Un vero e proprio ginepraio. Una governance multilivello che invece di semplificare ed efficientare la gestione del fiume, porta inevitabilmente a una serie di sovrapposizioni e stratificazioni di funzioni. Tanto che, attualmente, gli unici interventi che a vario titolo vengono svolti nell’ambito fluviale sono di natura emergenziale o temporanea. Una prima risposta al “groviglio amministrativo” è stata un’ordinanza comunale del 2017 che prevedeva la costituzione dell’Ufficio speciale Tevere in seno alla Direzione generale del Comune di Roma. Scopo principale di questo organo era quello di formulare proposte per la realizzazione dell’indirizzo politico in ordine alle iniziative da assumere per la manutenzione, valorizzazione, sviluppo e tutela delle acque lungo il corso del fiume e di coordinare le iniziative relative al Tevere, in raccordo con le competenti strutture comunali e con altre Autorità e Amministrazioni. Dopo qualche tavolo tecnico operativo, l’esperienza è naufragata per l’acuirsi di divergenze politiche fra le Amministrazioni.

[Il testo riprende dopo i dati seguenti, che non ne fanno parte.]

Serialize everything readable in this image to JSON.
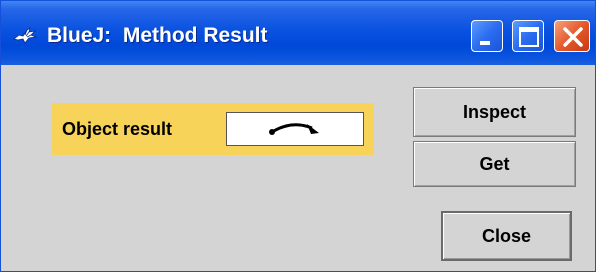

Ci sono tanti Enti che gestiscono il Tevere. Questa divisione di competenze non fa altro che generare caos. Basti pensare ai privati cittadini, interessati a promuovere e sviluppare le attività, i quali hanno difficoltà a dialogare e interfacciarsi con l’ufficio concessioni, alle associazioni che fanno fatica a rapportarsi con le diverse istituzioni, alla mancanza di servizi di pulizia del fiume a causa dei vari livelli di governance. Lo straordinario patrimonio del Tevere può rappresentare un volano per la riqualificazione del territorio non soltanto in termini di sicurezza idraulica, di manutenzione delle sue sponde, di qualità delle sue acque e di recupero ambientale di tutta la rete fluviale interessata ma anche di sviluppo economico tra navigabilità, turismo e iniziative socioculturali garantite dalle migliori associazioni del territorio. Pertanto, alcune soluzioni di miglioramento andrebbero ricercate nella semplificazione del sistema di gestione delle aree fluviali, attraverso lo strumento della concessione integrale delle stesse dalla Regione al Comune di Roma lungo il tratto urbano del fiume, e nel potenziamento dell’azione politica e amministrativa in seno al Comune di Roma nei seguenti due organi: Giunta capitolina, espressione della volontà politica; Amministrazione (Ufficio Tevere), espressione dell’azione amministrativa. Cercasi una classe politica volenterosa che sappia fare questo passo decisivo.